Western pressure on Sri Lankan President Mahinda Rajapaksa over the defeat of the Tamil Tigers risks creating another Burma.
That old habits die hard is clear from the way in which the European Union has been seeking to corner Sri Lankan President Mahinda Rajapaksa for daring to defeat the Liberation Tigers of Tamil Eelam, rather than heeding their advice to call a ceasefire when the army had overrun the last sliver of territory controlled by the LTTE.
With each advance the army made in early 2009, the demands for a ceasefire grew more strident. Once it became clear that Rajapaksa wouldn’t bow to Washington and Brussels, punitive measures were imposed on Colombo that continue today, the most recent being the US-EU withdrawal of the Generalised Scheme of Preferences for Sri Lankan textiles in August.
It’s clear Sri Lanka is becoming another Burma—to be subjected to isolation and sanctions—all in the name of human rights and democracy. And, as in the case of Burma, the major beneficiary of the Western boycott will be the same—China.
China has already displaced India as the country of consequence for Sri Lanka. The distancing of Colombo from Delhi began in 1999, when the then Bharatiya Janata Party-led government refused urgent requests for military assistance. The LTTE had been inflicting defeats on a demoralised Sri Lankan army, which was running out of ammunition and weapons. When it became clear that India would refuse assistance because of its own political compulsions (the BJP was being supported by the DMK, a Tamil party that has backed an independent ‘Tamil Eelam’ homeland carved out of Sri Lanka), the Pakistanis stepped in, providing generous dollops of military assistance that enabled the Sri Lankan army to fend off the LTTE.
Ten years later, history repeated itself. This time around, the DMK was a partner of the Congress Party, and was therefore able to ensure that no help was forthcoming from Delhi in the war against the LTTE. Once again, Pakistan stepped in, joining the Chinese in pumping weapons into Sri Lanka. In early 2009, when India’s parliamentary election was to take place, the Manmohan Singh government demanded Rajapaksa call a halt to the offensive—just a week before the capture and killing of LTTE Velupillai Prabhakaran.

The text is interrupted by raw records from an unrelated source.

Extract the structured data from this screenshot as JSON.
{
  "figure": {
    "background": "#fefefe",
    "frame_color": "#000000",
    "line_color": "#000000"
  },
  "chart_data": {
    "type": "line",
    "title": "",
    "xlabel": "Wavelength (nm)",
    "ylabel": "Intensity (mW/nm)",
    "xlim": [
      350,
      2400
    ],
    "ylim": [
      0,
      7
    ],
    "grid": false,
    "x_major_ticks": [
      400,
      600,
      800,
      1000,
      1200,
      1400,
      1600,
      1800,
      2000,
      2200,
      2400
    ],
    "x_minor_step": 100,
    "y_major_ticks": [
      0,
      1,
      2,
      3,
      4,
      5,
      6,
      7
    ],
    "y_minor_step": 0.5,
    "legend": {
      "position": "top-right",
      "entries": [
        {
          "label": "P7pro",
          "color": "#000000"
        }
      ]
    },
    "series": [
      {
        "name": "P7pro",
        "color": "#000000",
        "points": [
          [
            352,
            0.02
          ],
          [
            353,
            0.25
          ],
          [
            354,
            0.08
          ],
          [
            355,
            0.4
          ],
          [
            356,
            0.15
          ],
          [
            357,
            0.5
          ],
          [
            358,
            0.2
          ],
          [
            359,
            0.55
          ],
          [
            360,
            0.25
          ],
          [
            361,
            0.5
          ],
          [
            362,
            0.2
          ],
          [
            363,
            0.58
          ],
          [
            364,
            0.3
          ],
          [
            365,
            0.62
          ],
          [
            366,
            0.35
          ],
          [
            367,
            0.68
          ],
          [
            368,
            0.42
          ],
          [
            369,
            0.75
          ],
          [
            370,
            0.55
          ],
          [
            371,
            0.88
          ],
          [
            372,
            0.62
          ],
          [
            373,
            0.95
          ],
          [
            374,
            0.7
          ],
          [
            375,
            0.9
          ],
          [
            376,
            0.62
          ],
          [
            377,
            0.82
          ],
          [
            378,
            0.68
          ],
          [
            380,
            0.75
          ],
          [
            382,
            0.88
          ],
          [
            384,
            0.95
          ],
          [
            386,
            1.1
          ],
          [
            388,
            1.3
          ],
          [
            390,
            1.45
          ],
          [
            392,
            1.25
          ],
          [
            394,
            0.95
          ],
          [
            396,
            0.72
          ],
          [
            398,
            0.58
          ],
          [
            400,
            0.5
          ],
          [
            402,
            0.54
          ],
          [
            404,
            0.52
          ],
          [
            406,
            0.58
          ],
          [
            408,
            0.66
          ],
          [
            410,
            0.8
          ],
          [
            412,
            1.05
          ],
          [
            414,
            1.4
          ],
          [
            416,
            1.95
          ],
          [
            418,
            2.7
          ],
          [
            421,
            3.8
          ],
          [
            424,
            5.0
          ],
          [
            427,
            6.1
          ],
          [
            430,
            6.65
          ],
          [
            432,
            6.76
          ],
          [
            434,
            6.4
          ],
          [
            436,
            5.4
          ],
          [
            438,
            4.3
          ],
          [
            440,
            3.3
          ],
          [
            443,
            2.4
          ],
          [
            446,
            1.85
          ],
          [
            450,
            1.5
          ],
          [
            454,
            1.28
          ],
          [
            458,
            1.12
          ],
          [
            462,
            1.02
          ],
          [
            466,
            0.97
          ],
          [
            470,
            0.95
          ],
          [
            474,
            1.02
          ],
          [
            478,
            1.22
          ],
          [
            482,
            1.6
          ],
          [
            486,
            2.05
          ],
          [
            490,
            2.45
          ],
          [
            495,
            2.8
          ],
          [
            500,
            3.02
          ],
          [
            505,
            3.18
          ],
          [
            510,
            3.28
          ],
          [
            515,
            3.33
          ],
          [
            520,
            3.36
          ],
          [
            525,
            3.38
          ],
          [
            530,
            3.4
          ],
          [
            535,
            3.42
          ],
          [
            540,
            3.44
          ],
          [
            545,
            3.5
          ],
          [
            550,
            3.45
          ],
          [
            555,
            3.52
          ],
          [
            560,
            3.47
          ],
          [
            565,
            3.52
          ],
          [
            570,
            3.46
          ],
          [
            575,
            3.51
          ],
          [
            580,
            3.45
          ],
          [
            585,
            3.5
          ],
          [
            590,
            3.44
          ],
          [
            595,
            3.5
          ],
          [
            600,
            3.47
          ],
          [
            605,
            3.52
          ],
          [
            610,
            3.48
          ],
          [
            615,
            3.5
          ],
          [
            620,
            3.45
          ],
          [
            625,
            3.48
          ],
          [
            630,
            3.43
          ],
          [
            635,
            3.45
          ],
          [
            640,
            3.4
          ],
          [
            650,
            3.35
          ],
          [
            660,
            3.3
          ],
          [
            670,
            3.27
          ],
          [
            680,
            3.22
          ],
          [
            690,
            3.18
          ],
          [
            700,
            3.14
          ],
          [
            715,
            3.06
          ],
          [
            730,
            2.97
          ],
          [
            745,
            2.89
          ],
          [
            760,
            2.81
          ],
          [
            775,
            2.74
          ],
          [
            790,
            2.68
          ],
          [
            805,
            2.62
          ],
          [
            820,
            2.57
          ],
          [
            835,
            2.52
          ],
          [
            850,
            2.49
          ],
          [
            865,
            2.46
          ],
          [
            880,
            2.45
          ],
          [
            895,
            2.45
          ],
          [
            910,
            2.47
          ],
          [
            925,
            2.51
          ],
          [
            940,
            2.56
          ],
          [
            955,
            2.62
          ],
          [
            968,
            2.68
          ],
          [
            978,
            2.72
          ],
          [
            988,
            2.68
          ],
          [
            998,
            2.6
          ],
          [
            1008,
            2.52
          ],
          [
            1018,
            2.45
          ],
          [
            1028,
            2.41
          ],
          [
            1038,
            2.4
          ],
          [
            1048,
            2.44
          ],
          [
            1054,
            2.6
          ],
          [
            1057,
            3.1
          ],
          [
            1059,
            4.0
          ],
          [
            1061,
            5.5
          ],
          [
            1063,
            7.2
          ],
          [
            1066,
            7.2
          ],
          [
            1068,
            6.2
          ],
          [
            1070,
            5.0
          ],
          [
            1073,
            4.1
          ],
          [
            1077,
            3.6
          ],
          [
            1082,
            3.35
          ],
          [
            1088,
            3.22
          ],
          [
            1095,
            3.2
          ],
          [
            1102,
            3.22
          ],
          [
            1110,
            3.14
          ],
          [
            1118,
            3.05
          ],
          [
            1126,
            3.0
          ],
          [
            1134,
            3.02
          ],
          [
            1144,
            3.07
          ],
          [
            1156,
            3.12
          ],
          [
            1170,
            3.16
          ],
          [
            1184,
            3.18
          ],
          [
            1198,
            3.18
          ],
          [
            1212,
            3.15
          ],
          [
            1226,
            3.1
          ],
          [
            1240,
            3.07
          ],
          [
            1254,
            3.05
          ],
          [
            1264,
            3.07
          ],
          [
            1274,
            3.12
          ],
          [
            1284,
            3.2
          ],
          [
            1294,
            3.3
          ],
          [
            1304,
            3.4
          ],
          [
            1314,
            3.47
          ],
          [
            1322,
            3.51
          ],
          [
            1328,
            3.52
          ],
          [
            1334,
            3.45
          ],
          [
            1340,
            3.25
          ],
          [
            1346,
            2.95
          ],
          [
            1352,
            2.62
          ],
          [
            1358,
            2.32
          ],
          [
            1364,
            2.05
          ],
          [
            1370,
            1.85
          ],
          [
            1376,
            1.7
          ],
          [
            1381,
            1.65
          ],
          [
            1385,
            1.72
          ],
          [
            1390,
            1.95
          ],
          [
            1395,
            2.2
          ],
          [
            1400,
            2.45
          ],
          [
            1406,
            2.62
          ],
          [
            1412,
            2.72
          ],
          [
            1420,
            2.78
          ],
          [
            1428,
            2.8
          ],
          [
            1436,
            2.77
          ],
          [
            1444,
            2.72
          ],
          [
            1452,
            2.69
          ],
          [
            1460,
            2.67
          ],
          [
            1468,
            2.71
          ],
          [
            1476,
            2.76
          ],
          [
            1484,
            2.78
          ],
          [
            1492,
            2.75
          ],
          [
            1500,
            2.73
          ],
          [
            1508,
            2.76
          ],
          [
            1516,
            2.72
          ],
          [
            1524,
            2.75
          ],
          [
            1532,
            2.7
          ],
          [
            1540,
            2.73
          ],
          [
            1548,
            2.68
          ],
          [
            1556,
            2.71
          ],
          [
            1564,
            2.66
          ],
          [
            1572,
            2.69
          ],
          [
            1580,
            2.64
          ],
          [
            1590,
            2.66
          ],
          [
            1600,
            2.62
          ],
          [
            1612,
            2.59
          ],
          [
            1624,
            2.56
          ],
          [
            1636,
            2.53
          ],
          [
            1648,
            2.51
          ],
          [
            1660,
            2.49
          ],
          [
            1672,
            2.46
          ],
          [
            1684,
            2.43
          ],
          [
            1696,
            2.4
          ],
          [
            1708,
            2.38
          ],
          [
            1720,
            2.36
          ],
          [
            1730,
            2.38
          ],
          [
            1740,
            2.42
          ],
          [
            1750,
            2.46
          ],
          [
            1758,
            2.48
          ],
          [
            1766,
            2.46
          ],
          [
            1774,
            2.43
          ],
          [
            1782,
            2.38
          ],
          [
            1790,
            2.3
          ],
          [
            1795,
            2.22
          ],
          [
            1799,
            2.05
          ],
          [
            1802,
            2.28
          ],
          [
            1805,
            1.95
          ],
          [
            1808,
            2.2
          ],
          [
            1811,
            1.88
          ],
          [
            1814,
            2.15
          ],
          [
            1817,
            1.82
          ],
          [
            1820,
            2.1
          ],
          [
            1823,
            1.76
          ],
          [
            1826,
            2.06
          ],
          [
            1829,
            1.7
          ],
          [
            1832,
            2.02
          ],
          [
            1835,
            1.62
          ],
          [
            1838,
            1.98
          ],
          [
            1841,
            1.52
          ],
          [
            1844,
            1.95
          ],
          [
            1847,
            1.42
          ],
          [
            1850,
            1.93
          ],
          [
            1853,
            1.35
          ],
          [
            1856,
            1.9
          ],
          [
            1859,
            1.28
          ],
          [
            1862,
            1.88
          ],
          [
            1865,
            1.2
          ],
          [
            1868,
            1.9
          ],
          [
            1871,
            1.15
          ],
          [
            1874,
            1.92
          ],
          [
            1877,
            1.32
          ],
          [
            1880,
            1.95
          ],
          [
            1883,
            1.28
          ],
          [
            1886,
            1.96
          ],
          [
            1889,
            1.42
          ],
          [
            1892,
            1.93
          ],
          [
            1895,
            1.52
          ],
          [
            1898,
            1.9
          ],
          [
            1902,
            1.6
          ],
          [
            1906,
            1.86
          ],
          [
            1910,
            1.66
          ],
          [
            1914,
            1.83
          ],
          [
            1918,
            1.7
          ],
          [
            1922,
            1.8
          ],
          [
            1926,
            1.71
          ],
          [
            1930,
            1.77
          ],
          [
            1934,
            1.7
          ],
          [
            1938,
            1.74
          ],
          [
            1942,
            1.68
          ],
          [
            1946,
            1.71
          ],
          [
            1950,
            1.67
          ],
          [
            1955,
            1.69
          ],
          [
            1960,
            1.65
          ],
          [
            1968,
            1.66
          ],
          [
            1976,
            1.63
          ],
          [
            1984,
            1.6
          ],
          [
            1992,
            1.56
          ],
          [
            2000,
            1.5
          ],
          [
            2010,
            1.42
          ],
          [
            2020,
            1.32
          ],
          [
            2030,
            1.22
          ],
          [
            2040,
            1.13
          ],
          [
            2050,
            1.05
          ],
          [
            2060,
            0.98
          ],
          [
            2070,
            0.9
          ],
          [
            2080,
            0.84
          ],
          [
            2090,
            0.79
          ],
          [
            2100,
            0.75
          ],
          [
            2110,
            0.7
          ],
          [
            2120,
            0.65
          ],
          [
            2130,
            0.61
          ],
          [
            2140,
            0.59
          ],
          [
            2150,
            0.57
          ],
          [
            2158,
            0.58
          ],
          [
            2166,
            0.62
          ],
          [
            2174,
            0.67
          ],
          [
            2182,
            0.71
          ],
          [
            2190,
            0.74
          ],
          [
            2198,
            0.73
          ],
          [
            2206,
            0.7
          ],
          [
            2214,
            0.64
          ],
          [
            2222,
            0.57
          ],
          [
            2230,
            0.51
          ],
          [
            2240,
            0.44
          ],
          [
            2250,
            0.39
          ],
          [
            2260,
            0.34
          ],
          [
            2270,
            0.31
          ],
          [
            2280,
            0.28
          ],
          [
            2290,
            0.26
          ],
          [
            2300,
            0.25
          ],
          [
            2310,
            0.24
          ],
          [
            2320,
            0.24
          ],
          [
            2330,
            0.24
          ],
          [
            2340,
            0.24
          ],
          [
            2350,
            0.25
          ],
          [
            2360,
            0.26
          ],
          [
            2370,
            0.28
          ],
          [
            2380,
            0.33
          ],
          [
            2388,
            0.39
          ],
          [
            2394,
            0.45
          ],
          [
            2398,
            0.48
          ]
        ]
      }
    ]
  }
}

Since then, it has been the China-Pakistan duo that have become the partners of choice for Sri Lanka (although some care is still taken to avoid making this too obvious lest it provoke an Indian reaction).
But apart from pandering to the political demands of the DMK, another factor that would have weighed on the minds of the Singh government would have been the fact that the EU has in essence been a de facto protector of the LTTE. Led by Norway, a country whose propensity for aggressively backing lost causes seems to rise in proportion to its oil income, Europe enforced a ceasefire in 2002 between then-Prime Minister Ranil Wickremasinghe and the LTTE. This gave the latter effective control over the north and east of the country, and helped ensure the eventual defeat of Wickremesinghe and his United National Front at the polls.